Wenn dann so Tage wie Allerheiligen sind, dann denkt man sich: „Ach heute könnte ich doch mal ein Stündchen länger liegen bleiben.“

Aber genau das war mir heute nicht vergönnt. Um 8 Uhr begann jemand an unserem Haus zu klingeln. Wer mitten in der Nacht bei uns klingelt, dem mache ich dann auf, wenn ich noch wach bin oder wenn ich mich dazu bereit fühle, Leute einzulassen. Ansonsten prangt da unten an der Eingangstür ein kleines Schild das besagt: „Außerhalb der Öffnungszeiten wählen Sie bitte die Tel.-Nr. xxxxx“
In den Filialen ist das anders. Wer dort zur Unzeit einfach so klingelt, der wird über die Sprechanlage direkt mit unserem Telefondienst verbunden, der dann einen Termin abspricht.

Derjenige, der hier an unserem Haupthaus klingelte, fand aber kein Gehör, ich habe mich nämlich einfach umgedreht und wollte weiterpennen. Wenn was Wichtiges ist, rufen die immer die Nummer auf dem Schild an. Diese Person aber war an Hartnäckigkeit nicht zu überbieten, sie hat es fertiggebracht, links am Haus vorbeizugehen, durch unseren privaten kleinen Garten und an der privaten Haustüre zu klingeln. Meine Frau knurrte nur: „Mach was!“ und ich zog mir einen Jogginganzug an und schlurfte hinunter. Schon wieder klingelte es.

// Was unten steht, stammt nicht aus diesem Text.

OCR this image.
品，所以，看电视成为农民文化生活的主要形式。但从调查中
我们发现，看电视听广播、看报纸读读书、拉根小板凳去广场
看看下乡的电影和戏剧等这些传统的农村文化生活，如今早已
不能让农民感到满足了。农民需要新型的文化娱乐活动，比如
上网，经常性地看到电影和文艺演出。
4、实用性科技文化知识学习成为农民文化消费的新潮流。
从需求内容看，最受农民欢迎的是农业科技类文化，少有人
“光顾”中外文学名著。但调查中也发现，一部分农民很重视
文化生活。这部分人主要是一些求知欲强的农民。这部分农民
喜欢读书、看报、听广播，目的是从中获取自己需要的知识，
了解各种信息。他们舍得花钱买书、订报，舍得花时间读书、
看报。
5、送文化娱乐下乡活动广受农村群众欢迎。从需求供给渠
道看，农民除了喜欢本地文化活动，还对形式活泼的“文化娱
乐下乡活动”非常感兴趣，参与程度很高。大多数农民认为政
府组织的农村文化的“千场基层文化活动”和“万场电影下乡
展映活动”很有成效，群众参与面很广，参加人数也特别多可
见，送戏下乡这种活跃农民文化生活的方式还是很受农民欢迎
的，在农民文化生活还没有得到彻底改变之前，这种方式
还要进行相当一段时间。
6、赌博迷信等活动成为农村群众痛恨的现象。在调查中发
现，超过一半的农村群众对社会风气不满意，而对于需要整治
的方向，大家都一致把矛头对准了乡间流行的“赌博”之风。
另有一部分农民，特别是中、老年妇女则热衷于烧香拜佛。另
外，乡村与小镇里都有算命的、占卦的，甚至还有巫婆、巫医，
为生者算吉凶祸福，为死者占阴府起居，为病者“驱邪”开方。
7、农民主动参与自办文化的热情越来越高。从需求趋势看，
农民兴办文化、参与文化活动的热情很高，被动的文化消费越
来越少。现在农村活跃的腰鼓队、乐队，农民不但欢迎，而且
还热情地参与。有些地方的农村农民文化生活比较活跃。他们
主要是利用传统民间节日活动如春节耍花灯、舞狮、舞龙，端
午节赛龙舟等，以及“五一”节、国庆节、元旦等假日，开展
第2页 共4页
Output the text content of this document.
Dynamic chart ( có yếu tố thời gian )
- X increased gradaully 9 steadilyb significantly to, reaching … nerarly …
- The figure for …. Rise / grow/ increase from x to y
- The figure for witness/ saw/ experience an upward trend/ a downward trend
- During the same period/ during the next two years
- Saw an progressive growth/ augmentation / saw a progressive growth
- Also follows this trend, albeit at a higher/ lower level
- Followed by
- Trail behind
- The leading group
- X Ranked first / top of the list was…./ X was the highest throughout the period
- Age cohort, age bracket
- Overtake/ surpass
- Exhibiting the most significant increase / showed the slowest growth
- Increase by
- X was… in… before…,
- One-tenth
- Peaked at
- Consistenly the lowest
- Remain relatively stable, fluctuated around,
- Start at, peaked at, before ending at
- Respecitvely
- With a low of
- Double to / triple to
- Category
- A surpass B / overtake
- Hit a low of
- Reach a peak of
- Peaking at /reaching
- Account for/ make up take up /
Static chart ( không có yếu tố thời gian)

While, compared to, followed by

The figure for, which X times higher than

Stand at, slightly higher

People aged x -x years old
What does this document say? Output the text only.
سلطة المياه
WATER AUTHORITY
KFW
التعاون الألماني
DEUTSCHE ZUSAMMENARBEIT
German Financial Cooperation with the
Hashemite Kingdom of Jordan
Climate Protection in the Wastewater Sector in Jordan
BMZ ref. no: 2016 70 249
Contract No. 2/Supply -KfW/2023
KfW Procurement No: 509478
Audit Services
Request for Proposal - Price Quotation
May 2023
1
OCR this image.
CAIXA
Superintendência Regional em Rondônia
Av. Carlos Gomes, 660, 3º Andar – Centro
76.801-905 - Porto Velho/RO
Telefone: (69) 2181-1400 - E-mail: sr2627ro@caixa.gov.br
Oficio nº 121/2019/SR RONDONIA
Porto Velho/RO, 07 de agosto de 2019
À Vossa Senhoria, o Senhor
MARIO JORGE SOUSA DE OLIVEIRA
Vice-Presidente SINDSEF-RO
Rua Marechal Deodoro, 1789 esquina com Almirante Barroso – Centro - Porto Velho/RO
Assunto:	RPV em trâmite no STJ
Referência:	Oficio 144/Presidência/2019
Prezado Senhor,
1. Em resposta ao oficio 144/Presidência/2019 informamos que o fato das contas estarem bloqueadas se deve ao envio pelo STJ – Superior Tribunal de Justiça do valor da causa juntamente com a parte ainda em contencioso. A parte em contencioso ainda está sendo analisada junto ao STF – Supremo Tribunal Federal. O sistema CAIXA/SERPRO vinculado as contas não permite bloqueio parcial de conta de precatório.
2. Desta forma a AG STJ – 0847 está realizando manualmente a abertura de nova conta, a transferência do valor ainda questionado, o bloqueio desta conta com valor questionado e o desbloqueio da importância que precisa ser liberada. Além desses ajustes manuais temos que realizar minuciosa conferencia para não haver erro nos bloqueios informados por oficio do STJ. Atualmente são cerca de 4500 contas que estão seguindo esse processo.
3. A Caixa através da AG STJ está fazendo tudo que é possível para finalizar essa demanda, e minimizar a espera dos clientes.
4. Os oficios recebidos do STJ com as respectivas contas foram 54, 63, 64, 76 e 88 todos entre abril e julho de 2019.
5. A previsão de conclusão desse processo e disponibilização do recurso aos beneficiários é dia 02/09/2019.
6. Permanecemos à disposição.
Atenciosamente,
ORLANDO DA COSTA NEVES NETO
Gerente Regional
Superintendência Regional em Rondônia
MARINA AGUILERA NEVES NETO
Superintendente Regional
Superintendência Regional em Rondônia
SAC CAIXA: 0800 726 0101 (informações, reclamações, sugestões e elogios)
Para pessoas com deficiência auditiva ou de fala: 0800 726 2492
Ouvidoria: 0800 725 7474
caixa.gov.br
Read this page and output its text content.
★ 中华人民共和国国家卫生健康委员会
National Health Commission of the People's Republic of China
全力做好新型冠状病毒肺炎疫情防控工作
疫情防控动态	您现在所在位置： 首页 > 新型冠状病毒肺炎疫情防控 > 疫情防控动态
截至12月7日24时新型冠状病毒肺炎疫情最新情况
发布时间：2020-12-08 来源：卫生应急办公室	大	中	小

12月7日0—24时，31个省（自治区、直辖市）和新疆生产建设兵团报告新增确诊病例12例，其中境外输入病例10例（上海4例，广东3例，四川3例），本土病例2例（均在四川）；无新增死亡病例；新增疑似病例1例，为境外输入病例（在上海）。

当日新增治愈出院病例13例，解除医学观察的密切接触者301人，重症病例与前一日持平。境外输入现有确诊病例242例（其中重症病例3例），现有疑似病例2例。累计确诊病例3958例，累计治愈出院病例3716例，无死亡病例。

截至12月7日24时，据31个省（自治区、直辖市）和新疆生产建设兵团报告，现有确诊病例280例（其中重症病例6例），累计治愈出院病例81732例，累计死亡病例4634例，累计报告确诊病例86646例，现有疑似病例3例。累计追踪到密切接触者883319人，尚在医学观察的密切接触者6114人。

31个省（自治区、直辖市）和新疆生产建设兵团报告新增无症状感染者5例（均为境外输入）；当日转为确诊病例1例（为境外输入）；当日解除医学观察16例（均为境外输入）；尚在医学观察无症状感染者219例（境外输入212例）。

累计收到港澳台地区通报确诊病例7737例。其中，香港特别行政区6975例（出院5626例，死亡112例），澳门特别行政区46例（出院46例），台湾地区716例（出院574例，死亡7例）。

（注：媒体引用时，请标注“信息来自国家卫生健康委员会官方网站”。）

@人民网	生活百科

Als ich die seitliche Haustüre öffne, steht eine Frau von etwa 40 Jahren vor der Tür und keift mich sofort an: „Das wird aber auch Zeit, hören Sie mal!“

„Guten Morgen, was kann ich für Sie tun?“

„Was Sie für mich tun können, na erlauben Sie mal!“

„Was möchten Sie denn?“

„Ja, ich will rein, was denken Sie denn?“

„Haben Sie einen Sterbefall in der Familie?“

„Ach was, geschäftstüchtig sind Sie gar nicht, was?“

„Das ist hier ein Bestattungshaus…“

„Heute ist Tag der offenen Tür und jetzt will ich mal rein.“

„Bei uns ist kein Tag der offenen Tür.“

„Doch, das steht in der Zeitung!“

„Ich weiß nicht, was da in der Zeitung steht, aber bei uns ist jedenfalls kein Tag der offenen Tür.“

„Dann sollten Sie sich mal sachkundig machen. Heute IST Tag der offenen Tür.“

„NEIN, heute ist NICHT ag der offenen Tür, zumindest nicht bei uns.“

„Können Sie mal Ihren Chef holen?“

„Ich bin hier der Chef.“

Sie schaute an mir herunter und sagt: „So wie Sie angezogen sind, sind Sie der Hausmeister.“

„Es ist kurz nach Acht morgens und es ist Feiertag, da kann ich herumlaufen wie ich will.“

„Ach, hören Sie doch auf, Sie wissen ja nichtmal daß heute Tag der offenen Tür ist.“

„Sie können gerne an einem anderen Tag kommen und ein Mitarbeiter wird Ihnen dann den ganzen Betrieb gerne mal zeigen. Aber heute ist hier definitiv kein Tag der offenen Tür.“

„Das wollen wir aber mal sehen!“ Sie entfaltete die Zeitungsseite, die sie zusammengelegt unter dem Arm trug und zückt ihr Handy.
„So, entweder hier ist jetzt Tag der offnen Tür, und zwar PRONTO, oder ich rufe jetzt sofort die Zeitung an und beschwere mich!“

„Sie können meinetwegen den Papst und Fidel Castro gleichzeitig anrufen, aber im Moment gehen Sie mir fürchterlich auf den Keks.“

„Eine Uuuuuuunverschämtheit!“

Bums, die Tür ist zu.
Ich schiele durch das Glas, die Tante geht. Im Büro finde ich die Zeitung von gestern und durchsuche sie. Tatsächlich, da steht: „Traditionell laden an den Totengedenktagen viele Friedhofsgärtnereien und Bestattungsunternehmen im gesamten Bundesgebiet zu einem Tag der offenen Tür ein.“

Viele ist nicht alle, oder?

Hashtags:

Ich habe zur besseren Orientierung noch einmal die wichtigsten Schlagwörter (Hashtags) dieses Artikels zusammengestellt:

#pronto!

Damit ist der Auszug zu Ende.